From 23eb4283e9e316297670ee85bd67a3c2d218be13 Mon Sep 17 00:00:00 2001
From: Firstyear <william@blackhats.net.au>
Date: Tue, 27 Jun 2023 10:09:19 +1000
Subject: [PATCH] Improve tpm key generation - improve unix config for tpms.
 (#1782)

---
 libs/crypto/src/lib.rs                     | 20 +++++++-
 unix_integration/src/cache.rs              |  6 +--
 unix_integration/src/constants.rs          |  1 +
 unix_integration/src/daemon.rs             |  2 +-
 unix_integration/src/db.rs                 | 60 +++++++++++-----------
 unix_integration/src/unix_config.rs        | 56 ++++++++++++++++----
 unix_integration/tests/cache_layer_test.rs |  3 +-
 7 files changed, 101 insertions(+), 47 deletions(-)

diff --git a/libs/crypto/src/lib.rs b/libs/crypto/src/lib.rs
index 0f7e396c6..0cbf5e71c 100644
--- a/libs/crypto/src/lib.rs
+++ b/libs/crypto/src/lib.rs
@@ -1179,6 +1179,23 @@ impl Password {
             structures::{Digest, KeyedHashScheme, PublicBuilder, PublicKeyedHashParameters},
         };
 
+        // We generate a digest, which is really some unique small amount of data that
+        // we save into the key context that we are going to save/load.
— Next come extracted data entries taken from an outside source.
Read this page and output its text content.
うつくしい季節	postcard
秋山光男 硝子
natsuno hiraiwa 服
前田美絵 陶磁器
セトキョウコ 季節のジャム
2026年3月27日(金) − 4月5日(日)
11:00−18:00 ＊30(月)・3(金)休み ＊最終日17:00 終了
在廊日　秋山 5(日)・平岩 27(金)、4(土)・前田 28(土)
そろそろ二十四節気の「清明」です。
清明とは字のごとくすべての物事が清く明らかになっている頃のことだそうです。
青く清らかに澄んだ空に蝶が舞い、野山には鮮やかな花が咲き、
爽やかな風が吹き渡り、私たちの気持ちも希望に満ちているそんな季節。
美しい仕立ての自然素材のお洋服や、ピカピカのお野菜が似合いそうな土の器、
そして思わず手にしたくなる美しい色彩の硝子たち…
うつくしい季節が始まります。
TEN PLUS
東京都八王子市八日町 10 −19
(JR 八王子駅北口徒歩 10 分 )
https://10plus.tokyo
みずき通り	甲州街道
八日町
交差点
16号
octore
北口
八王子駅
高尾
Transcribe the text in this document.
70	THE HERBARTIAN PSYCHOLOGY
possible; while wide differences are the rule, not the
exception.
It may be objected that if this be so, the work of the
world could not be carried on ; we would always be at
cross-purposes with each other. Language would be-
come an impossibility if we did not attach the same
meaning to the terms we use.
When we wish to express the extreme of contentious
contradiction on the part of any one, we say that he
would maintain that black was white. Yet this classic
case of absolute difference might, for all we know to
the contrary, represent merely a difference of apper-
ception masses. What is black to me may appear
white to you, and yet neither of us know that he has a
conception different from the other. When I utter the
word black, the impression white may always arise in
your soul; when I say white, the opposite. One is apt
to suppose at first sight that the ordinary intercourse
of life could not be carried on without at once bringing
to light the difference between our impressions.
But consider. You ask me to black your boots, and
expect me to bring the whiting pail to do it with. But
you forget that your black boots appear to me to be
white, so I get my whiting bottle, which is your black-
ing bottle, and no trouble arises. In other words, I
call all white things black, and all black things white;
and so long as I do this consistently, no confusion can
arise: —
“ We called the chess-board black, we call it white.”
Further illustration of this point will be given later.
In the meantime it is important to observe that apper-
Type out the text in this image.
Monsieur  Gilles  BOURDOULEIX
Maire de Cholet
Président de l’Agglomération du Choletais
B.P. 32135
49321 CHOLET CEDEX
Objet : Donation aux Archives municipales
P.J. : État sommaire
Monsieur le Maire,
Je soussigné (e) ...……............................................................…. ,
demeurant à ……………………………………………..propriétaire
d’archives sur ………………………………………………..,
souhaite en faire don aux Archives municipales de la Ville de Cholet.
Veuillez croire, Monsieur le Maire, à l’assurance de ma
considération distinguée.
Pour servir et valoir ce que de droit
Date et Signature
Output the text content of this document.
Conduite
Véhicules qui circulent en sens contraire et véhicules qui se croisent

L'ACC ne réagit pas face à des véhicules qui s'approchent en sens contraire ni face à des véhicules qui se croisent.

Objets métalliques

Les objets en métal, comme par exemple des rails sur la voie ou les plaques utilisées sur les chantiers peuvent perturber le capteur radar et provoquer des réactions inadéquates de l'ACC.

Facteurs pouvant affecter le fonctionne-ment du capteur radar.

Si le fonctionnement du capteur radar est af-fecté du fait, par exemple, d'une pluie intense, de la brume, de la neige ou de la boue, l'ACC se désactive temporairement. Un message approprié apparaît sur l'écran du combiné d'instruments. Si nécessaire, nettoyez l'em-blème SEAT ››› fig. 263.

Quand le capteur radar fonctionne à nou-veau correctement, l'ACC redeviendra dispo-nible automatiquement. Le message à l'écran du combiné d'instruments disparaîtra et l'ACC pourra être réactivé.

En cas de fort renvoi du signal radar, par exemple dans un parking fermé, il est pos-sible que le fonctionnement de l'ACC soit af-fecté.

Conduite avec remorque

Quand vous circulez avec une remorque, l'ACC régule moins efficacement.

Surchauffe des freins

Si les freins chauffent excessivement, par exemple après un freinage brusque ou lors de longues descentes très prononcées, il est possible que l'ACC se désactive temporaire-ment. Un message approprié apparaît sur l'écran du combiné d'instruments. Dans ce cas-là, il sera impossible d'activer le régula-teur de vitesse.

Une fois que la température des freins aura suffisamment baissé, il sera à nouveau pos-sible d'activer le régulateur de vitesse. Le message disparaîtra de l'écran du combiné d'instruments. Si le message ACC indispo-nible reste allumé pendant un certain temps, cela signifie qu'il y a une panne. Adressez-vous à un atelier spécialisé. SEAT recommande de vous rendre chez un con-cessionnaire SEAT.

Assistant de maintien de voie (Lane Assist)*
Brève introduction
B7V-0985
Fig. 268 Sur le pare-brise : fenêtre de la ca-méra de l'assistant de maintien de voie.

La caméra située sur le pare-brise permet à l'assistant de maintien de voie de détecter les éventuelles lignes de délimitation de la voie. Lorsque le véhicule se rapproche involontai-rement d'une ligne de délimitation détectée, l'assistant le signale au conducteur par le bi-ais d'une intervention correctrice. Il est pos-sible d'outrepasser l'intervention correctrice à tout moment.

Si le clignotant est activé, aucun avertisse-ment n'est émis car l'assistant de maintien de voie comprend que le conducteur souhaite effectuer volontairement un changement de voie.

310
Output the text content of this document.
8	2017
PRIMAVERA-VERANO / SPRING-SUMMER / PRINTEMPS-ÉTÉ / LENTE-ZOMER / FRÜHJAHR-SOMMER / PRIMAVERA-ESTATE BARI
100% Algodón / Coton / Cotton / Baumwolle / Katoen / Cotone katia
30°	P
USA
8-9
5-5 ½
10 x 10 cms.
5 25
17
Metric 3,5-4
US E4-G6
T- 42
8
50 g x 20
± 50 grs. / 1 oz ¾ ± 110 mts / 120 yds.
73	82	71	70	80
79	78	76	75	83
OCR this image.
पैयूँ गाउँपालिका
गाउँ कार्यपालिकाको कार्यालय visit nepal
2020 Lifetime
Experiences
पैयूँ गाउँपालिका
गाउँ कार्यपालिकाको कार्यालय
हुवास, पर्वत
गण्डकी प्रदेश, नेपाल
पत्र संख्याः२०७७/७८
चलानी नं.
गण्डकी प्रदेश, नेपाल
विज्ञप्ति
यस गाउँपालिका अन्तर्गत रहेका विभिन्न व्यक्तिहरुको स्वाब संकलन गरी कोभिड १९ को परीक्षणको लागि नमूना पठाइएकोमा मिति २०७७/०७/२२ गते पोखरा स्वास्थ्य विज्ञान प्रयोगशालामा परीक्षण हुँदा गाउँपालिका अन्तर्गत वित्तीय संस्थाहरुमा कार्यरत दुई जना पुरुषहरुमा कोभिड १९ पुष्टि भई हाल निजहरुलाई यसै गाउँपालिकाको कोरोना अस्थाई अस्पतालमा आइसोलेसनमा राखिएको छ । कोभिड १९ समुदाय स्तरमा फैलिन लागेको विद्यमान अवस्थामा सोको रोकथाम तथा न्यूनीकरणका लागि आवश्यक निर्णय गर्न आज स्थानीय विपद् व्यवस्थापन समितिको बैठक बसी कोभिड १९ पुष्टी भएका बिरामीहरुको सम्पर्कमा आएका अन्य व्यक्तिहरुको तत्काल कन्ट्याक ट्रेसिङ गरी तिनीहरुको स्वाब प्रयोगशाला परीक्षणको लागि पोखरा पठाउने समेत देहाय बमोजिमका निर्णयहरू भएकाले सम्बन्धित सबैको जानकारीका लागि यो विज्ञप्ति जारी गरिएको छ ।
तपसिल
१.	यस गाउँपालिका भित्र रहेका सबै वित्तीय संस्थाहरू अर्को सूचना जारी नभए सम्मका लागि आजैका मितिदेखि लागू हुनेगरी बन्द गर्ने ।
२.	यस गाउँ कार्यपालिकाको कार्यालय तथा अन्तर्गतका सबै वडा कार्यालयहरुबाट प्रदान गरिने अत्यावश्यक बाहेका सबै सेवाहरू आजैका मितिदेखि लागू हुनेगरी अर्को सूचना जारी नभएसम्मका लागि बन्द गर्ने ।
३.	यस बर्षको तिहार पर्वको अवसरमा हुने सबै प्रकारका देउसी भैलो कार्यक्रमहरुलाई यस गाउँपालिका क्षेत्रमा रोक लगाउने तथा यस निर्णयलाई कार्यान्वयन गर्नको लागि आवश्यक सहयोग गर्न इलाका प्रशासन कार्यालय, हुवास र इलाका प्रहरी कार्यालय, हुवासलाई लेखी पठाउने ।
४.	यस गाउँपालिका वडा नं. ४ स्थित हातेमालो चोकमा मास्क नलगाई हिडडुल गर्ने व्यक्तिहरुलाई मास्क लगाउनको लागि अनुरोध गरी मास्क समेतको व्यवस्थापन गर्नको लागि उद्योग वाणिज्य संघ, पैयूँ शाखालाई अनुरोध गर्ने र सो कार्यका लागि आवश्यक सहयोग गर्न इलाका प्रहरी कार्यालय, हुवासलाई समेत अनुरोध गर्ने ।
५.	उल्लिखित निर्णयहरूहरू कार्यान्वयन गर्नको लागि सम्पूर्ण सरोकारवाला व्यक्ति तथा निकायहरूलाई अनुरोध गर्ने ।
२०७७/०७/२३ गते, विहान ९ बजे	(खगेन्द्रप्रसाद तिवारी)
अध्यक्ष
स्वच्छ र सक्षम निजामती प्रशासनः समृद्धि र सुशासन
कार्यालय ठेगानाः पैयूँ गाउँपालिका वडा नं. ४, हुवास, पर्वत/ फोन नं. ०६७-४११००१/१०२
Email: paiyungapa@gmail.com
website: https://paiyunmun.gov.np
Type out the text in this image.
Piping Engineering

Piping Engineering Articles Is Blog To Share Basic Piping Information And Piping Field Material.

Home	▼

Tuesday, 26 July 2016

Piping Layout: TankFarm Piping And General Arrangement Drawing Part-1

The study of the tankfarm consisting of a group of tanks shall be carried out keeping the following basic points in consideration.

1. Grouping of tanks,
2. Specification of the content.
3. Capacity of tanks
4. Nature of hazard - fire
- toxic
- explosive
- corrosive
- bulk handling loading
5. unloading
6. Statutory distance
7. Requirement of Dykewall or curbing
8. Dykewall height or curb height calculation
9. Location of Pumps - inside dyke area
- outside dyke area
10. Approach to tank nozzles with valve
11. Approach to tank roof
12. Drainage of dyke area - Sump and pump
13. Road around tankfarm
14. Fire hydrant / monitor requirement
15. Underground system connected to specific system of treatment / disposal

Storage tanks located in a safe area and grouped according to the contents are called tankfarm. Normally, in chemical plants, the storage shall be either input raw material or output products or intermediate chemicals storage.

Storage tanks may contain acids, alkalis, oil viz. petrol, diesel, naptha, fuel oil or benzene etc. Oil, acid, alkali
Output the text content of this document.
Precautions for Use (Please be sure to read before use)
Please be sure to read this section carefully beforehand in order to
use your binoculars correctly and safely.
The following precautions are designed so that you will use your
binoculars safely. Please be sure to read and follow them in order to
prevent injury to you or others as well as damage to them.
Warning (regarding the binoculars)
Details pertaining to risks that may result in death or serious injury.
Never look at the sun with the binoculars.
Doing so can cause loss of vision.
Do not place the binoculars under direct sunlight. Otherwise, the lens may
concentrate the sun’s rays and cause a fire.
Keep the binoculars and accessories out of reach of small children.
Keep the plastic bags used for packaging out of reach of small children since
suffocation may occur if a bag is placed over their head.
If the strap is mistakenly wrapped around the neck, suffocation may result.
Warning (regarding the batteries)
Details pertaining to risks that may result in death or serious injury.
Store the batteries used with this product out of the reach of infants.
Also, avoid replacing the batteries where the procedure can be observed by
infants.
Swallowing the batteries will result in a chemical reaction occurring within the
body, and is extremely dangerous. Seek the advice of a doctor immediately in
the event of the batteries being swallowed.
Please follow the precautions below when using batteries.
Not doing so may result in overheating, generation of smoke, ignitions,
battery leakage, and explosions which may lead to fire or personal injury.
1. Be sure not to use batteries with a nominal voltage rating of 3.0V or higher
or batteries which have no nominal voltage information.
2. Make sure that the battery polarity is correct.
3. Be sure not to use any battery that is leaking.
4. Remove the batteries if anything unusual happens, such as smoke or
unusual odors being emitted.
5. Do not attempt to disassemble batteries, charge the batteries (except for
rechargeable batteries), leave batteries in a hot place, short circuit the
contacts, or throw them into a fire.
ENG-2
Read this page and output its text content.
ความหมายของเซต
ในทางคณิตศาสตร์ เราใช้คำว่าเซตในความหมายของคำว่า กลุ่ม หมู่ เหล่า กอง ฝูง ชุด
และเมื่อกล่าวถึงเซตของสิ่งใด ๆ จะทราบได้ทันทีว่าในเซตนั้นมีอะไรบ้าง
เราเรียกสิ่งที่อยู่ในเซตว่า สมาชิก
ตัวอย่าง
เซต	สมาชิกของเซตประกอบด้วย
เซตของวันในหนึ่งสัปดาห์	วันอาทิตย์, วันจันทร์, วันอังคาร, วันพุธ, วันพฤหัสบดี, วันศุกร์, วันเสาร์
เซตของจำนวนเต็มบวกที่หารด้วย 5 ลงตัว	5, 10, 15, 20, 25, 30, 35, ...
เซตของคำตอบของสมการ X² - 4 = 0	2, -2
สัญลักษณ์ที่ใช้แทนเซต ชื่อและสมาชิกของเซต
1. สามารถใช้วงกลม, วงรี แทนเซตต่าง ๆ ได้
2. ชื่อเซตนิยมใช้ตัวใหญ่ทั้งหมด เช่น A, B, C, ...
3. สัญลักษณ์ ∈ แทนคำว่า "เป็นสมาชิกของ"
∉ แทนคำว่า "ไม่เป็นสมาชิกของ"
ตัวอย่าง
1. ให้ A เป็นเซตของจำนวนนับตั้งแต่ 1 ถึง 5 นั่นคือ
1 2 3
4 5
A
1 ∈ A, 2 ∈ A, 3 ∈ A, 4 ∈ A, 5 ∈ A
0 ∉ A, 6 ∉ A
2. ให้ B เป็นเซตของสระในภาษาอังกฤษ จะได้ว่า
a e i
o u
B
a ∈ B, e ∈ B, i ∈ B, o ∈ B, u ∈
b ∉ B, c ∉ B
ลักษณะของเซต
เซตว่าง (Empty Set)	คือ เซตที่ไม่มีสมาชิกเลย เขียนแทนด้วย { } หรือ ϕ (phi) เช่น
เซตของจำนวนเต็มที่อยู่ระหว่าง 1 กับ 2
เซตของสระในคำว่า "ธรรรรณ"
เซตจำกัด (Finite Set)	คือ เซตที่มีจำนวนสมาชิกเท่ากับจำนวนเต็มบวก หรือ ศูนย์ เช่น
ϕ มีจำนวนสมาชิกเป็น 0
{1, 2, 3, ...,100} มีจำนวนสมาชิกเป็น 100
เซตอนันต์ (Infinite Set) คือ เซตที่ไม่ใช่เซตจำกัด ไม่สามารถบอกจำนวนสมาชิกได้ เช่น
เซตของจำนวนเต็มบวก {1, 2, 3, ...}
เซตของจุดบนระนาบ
This allows us
+        // to have unique hmac keys compared to other users of the same tpm.
+
+        let digest = tpm_ctx
+            .get_random(16)
+            .map_err(|e| {
+                error!(tpm_err = ?e, "unable to proceed, tpm error");
+                CryptoError::Tpm2
+            })
+            .and_then(|rand| {
+                Digest::try_from(rand).map_err(|e| {
+                    error!(tpm_err = ?e, "unable to proceed, tpm error");
+                    CryptoError::Tpm2
+                })
+            })?;
+
         let object_attributes = ObjectAttributesBuilder::new()
             .with_sign_encrypt(true)
             .with_sensitive_data_origin(true)
@@ -1188,6 +1205,7 @@ impl Password {
                 error!(tpm_err = ?e, "unable to proceed, tpm error");
                 CryptoError::Tpm2
             })?;
+
         let key_pub = PublicBuilder::new()
             .with_public_algorithm(PublicAlgorithm::KeyedHash)
             .with_name_hashing_algorithm(HashingAlgorithm::Sha256)
@@ -1195,7 +1213,7 @@ impl Password {
             .with_keyed_hash_parameters(PublicKeyedHashParameters::new(
                 KeyedHashScheme::HMAC_SHA_256,
             ))
-            .with_keyed_hash_unique_identifier(Digest::default())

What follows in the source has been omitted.